The first thing I need to say to anyone reading this is that I have bipolar disorder. I've had this disease since I was a very small child (I can recall a manic episode from when I was about three years old), but without the language or comprehension to express it, I was not diagnosed until my late teen years.
Like so many with this illness, I did not take my treatment very seriously, nor my medication, for many years. I rode the highs like a carnival ride, and mired myself in the lows, disdaining proper treatment in favor of self-medication, isolation, and a slew of other bad choices. While I have not been hospitalized since the age of nineteen, I have spent a total of two to three months on inpatient wards.
I am very fortunate to have a family that is (finally) really learning about this illness so that they can offer the support I need to manage it. There are many other ways in which I'm luckier than a great many people suffering from this illness, such as an excellent therapist, but until recently I did not make use of my inner strengths or external resources to treat it.
Managing bipolar disorder requires a lot of time and effort that I simply did not want to put in during my teen years and early twenties. There are a number of aspects to managing an illness-- any chronic illness-- that are difficult and frustrating. Medication, routine, and eliminating things like alcohol and street drugs are all necessary, as is a support network of people you can trust to help you with your illness when it takes over.
Everything I've read stresses the importance of medication, which many people with bipolar struggle to take and frequently disdain. There are side effects to contend with, remembering to take the medication, and the simple irritation of swallowing a handful of pills every day. I have been lucky enough not to suffer from excessive weight gain, but I've always had trouble with dizziness and shakiness from my medications, especially when the dose increases.
Forming a routine and sticking to it is another hurdle in managing bipolar disorder. Doing the same thing every day sounds pretty boring to most people, and people with mental illness are still people, after all. I resisted forming any kind of routine for years because I didn't want to miss out on 'life,' yet throughout all that time, I wasn't living so much as barely surviving. Nowadays, I still struggle to keep to the routine I've set up, and I am trying to add to it to keep myself busy and largely stable.
Giving up alcohol was a lot easier for me than it might be for others, but I really struggled to quit smoking pot (marijuana). While getting drunk tended to set off the most manic or depressive impulses floating in my head on a given day, getting high made me feel 'normal.' When I was irritable, smoking a joint mellowed me out. When I was anxious, stressed, depressed and/or angry, smoking a joint made me feel better. And when I was manic, smoking pot helped to somewhat slow me down, at least for a little bit. Now that it's out of my system, I've started to notice that I feel my illness more thoroughly, which has the advantage of allowing me to better track my ups and downs, but the disadvantage of actually having to deal with them.

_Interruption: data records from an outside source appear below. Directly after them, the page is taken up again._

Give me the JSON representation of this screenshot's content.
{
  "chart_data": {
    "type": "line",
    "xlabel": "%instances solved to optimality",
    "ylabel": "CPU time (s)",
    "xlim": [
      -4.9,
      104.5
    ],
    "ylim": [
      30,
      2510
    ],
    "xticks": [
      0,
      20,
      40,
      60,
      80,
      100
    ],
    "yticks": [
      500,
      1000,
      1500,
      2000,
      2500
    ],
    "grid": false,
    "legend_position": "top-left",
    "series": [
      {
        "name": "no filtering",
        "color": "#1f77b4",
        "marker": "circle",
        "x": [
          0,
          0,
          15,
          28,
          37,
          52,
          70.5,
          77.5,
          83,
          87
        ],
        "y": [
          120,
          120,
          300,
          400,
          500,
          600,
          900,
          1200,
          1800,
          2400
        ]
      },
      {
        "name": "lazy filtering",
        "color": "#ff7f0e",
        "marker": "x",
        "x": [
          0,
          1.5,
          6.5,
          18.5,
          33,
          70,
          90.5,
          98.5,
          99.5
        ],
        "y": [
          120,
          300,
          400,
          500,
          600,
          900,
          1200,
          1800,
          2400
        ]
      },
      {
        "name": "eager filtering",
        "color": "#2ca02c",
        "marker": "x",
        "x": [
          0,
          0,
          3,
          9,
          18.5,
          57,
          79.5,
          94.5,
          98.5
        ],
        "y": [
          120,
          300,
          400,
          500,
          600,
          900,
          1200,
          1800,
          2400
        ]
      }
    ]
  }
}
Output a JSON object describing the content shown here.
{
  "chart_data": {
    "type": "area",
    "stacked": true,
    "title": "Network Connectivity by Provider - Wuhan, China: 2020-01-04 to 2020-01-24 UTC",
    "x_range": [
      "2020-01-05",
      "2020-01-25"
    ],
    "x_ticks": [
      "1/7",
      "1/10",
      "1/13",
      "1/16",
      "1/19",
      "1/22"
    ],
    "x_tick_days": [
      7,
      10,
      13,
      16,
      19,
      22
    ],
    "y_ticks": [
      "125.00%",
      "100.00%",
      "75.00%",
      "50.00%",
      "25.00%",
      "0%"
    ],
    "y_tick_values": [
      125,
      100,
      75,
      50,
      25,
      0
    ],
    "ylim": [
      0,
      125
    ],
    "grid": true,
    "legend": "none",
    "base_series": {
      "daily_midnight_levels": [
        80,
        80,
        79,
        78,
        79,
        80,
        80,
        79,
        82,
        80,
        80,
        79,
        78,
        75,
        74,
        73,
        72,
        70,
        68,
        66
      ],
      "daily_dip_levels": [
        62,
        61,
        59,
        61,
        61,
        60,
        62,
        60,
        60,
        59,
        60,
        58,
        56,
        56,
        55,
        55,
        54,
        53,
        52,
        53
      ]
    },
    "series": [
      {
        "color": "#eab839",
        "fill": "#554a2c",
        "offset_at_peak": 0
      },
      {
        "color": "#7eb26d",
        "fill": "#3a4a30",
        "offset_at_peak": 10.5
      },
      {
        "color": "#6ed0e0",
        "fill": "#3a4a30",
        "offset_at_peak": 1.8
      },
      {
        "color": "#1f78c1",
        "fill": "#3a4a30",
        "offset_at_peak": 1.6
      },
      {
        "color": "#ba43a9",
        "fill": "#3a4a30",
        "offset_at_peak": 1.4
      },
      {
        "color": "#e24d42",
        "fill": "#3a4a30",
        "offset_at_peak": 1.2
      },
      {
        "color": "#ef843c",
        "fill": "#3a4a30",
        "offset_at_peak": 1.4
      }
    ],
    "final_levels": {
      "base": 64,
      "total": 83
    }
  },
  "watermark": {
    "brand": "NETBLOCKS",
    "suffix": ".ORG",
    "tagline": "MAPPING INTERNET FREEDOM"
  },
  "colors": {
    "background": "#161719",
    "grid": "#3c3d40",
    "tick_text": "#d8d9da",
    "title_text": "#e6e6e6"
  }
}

Perhaps the most difficult thing, for me, has been forming a reliable support network. My tendency to withdraw from others, hide my feelings whenever possible, and the less than savory people my excessive drug use surrounded me with made it very difficult to trust others. I would be lying if I said that it's currently easy to trust other people, but I would also be lying if I said that trusting in the right people-- the most supportive friends, my closest family members, a kindly neighbor, and the members of my support group-- hasn't proven to be very worthwhile. The truth is that if someone rejects you because you have a mental illness, they're probably not a very good person to begin with, and you shouldn't trust them anyway.
I've written out a laundry list of the various difficulties with treating and managing bipolar disorder. It's overwhelming, I know. The only way to handle all of it is to take things one at a time, one day at a time.

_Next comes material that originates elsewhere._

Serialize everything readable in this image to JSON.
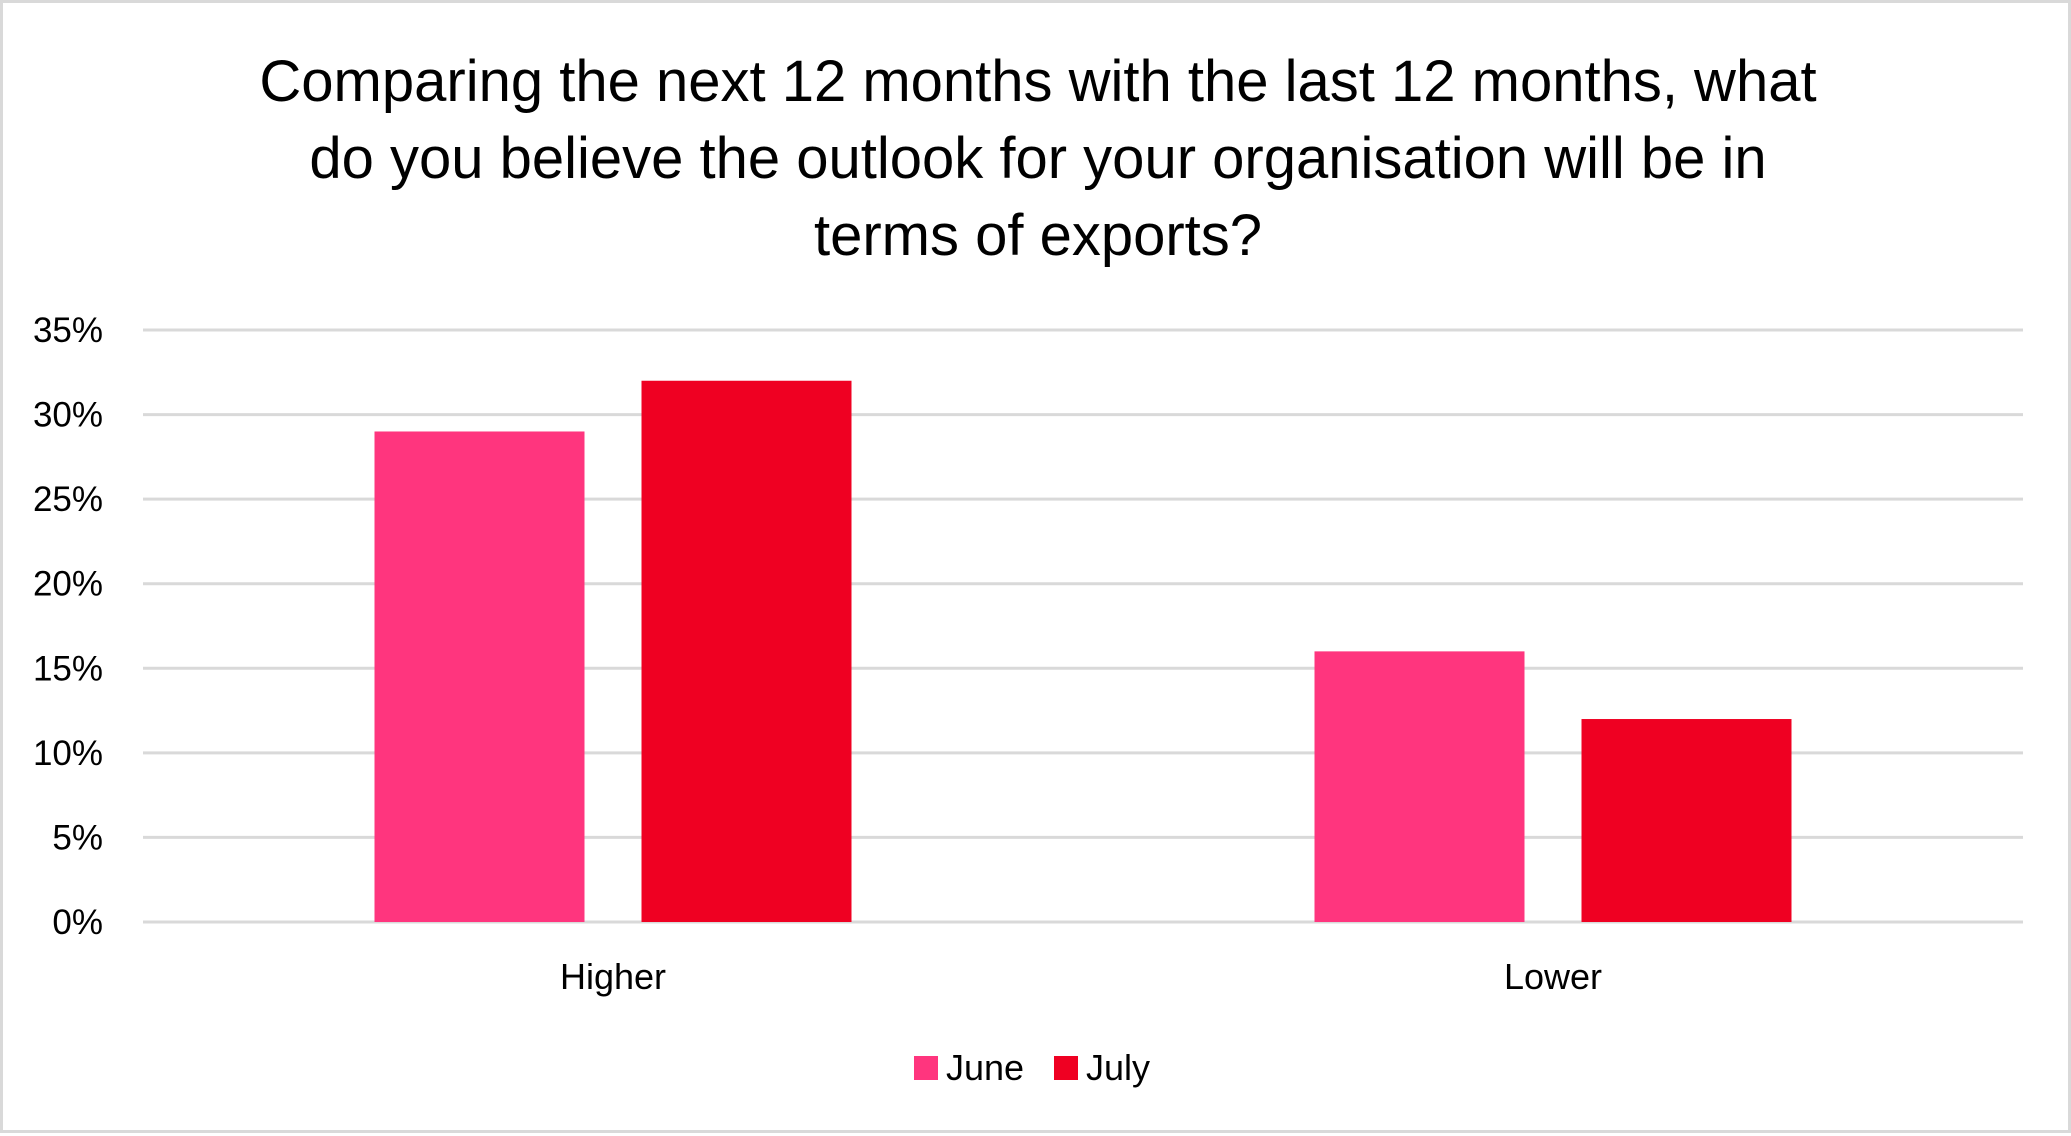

To leave things on a positive note, I want to draw attention to the number of times I bothered to type the extra words to specify people with mental illness. This is very important, believe it or not. I am not bipolar. No one with with this condition is their disease, no more than someone with cancer is themselves a cancer because they have it. I am a human being-- and so are you, if you have a mental illness-- and while this disease might take up a lot of time and energy, we are all much more than just a diagnosis.